En restauration, le code de déontologie précise que le professionnel doit respecter certaines règles, comme l’histoire de l’objet et les intentions initiales de l’artiste. « Le jugement esthétique jouera uniquement un rôle lorsqu’on doit, par exemple, estimer les lacunes d’une œuvre, c’est-à-dire s’il manque des couleurs, ou si des lettres sont effacées, mentionne Pilar Hernandez. S’il y a des motifs qui peuvent être répétés, on pourra les reproduire, mais si on ignore ce qui se trouvait à un endroit, on ne peut pas inventer quelque chose. »

C’est le « client » qui jugera ultimement du résultat. D’où l’importance d’avoir géré ses attentes en amont et de l’avoir avisé de toutes les étapes et des risques.

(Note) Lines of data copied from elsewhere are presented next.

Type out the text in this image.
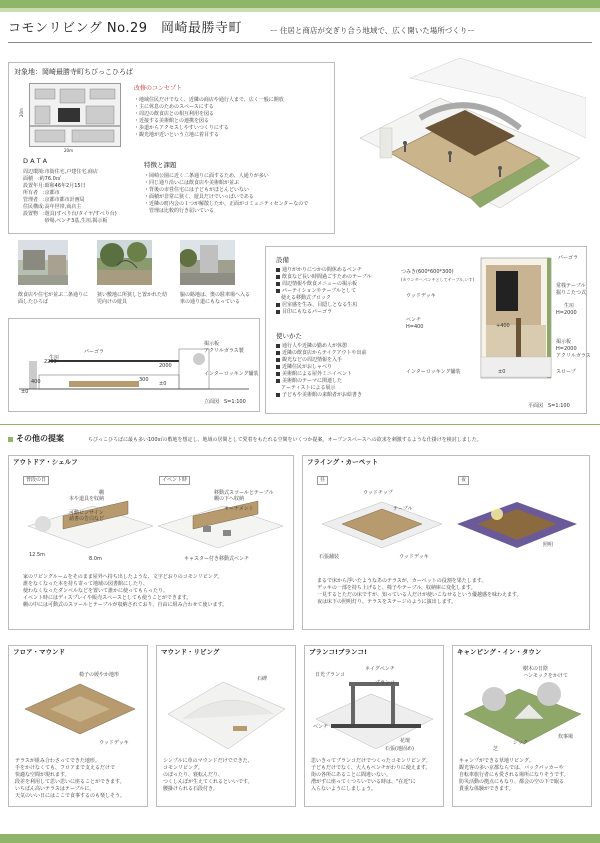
コモンリビング No.29　岡崎最勝寺町	ー 住居と商店が交ぎり合う地域で、広く開いた場所づくりー
対象地：岡崎最勝寺町ちびっこひろば
20m
20m
改修のコンセプト
・地域住民だけでなく、近隣の商店や通行人まで、広く一般に開放
・主に休息のためのスペースにする
・周辺の飲食店との相互利用を図る
・近接する美術館との連携を図る
・歩道からアクセスしやすいつくりにする
・観光地が近いという立地に着目する
D A T A
周辺環境:市街住宅,戸建住宅,商店
面積　:約76.0㎡
設置年月:昭和46年2月15日
所有者　:京都市
管理者　:京都市都市計画局
住民構成:高年世帯,商店主
設置物　:遊具(すべり台/タイヤ/すべり台)
　　　　 砂場,ベンチ3基,生垣,掲示板
特徴と課題
・岡崎公園に近く二条通りに面するため、人通りが多い
・同じ通り沿いには飲食店や美術館が並ぶ
・背後の市営住宅には子どもがほとんどいない
・面積が非常に狭く、遊具だけでいっぱいである
・近隣の町内会の１つが解散したか、正面がコミュニティセンターなので
　管理は比較的行き届いている
飲食店や住宅が並ぶ二条通りに面したひろば
狭い敷地に所狭しと置かれた幼児向けの遊具
脇の路地は、奥の駐車場へ入る車の通り道にもなっている
パーゴラ
生垣
掲示板
アクリルガラス製
インターロッキング舗装
2200
2000
300
400
±0
±0
立面図　S=1:100
設備
通りがかりにつかの間休めるベンチ
飲食など長い時間過ごすためのテーブル
周辺情報や飲食メニューの掲示板
パーテイションやテーブルとして
　使える移動式ブロック
居室感を生み、目隠しとなる生垣
目印にもなるパーゴラ
使いかた
通行人や近隣の勤め人が休憩
近隣の飲食店からテイクアウトや出前
観光などの周辺情報を入手
近隣住民がおしゃべり
美術館による屋外ミニイベント
美術館のテーマに関連した
　アーティストによる展示
子どもや美術館の来館者がお絵書き
つみき(600*600*300)
(カウンター,ベンチとしてテーブル,いす)
パーゴラ
ウッドデッキ
ベンチ
H=400	+400
常桟テーブル
掘りこたつ式
生垣
H=2000
掲示板
H=2000
アクリルガラス
±0
インターロッキング舗装	スロープ
平面図　S=1:100
その他の提案	ちびっこひろばに最も多い100㎡の敷地を想定し、地域の居間として愛着をもたれる空間をいくつか提案。オープンスペースへの欲求を刺激するような仕掛けを検討しました。
アウトドア・シェルフ
普段の日	イベント時
12.5m
8.0m
棚
本や道具を収納
可動ビンサイン
請書の告白など
移動式スツールとテーブル
棚の下へ収納
オーナメント
キャスター付き移動式ベンチ
家のリビングルームをそのまま屋外へ持ち出したような、文字どおりのコモンリビング。
誰をなくなった本を持ち寄って地域の図書館にしたり、
使わなくなったダンベルなどを置いて誰かに使ってもらったり。
イベント時にはディスプレイや販売スペースとしても使うことができます。
棚の中には可動式のスツールとテーブルが収納されており、自由に組み合わせて使います。
フライング・カーペット
昼	夜
ウッドチップ
テーブル
石張舗装	ウッドデッキ
照明
まるで床から浮いたようなあのテラスが、カーペットの役割を果たします。
デッキの一部を持ち上げると、椅子やテーブル、収納庫に変化します。
一見するとただの床ですが、知っている人だけが使いこなせるという優越感を味わえます。
夜は床下の照明灯り、テラスをステージのように演出します。
フロア・マウンド
椅子の緩やか地形
ウッドデッキ
テラスが組み合わさってできた地形。
手をかけなくても、フロアまで支えるだけで
快適な空間が現れます。
段差を利用して思い思いに座ることができます。
いちばん高いテラスはテーブルに。
天気のいい日にはここで食事するのも楽しそう。
マウンド・リビング
石碑
シンプルに草のマウンドだけでできた、
コモンリビング。
のぼったり、寝転んだり、
つくしんぼが生えてくれるといいです。
腰掛けられる石段付き。
ブランコ!ブランコ!
日光ブランコ
ネイグベンチ
ブランコ
ベンチ
花壇
石張(地固め)
思いきってブランコだけでつくったコモンリビング。
子どもだけでなく、大人もベンチがわりに使えます。
街の各所にあることに間違いない。
漕がずに座ってくつろいでいる時は、"在近"に
入らないようにしましょう。
キャンピング・イン・タウン
樹木の日陰
ハンモックをかけて
ジック
芝
炊事場
キャンプができる草地リビング。
観光客の多い京都ならでは、バックパッカーや
自転車旅行者にも愛される場所になりそうです。
防災活動の拠点にもなり、都会の空の下で眠る
貴重な体験ができます。
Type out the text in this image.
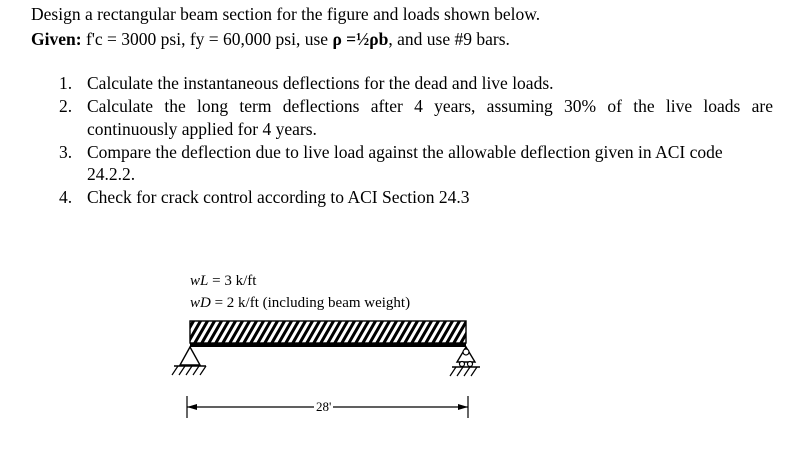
Design a rectangular beam section for the figure and loads shown below.
Given: f'c = 3000 psi, fy = 60,000 psi, use ρ =½ρb, and use #9 bars.
1. Calculate the instantaneous deflections for the dead and live loads.
2. Calculate the long term deflections after 4 years, assuming 30% of the live loads are
continuously applied for 4 years.
3. Compare the deflection due to live load against the allowable deflection given in ACI code
24.2.2.
4. Check for crack control according to ACI Section 24.3
wL = 3 k/ft
wD = 2 k/ft (including beam weight)
28'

Avec 15 ans d’expérience en restauration d’œuvres d’art, autant au privé que dans des institutions reconnues au Canada, au Mexique et en France, Pilar Hernandez exerce maintenant ses activités en atelier privé à Ars Conserva et se spécialise en restauration de photographies, d’œuvres sur papier, de céramique et d’objets archéologiques.

Priscille Grenier-Vallée travaille principalement comme chirurgienne plastique et de reconstruction pour les personnes qui ont un problème médical – accidents, cancer, brûlures, etc. – au Centre hospitalier affilié universitaire régional du CIUSS de la Mauricie-et-du-Centre-du-Québec, mais aussi au privé pour des chirurgies purement esthétiques à la clinique Plastie.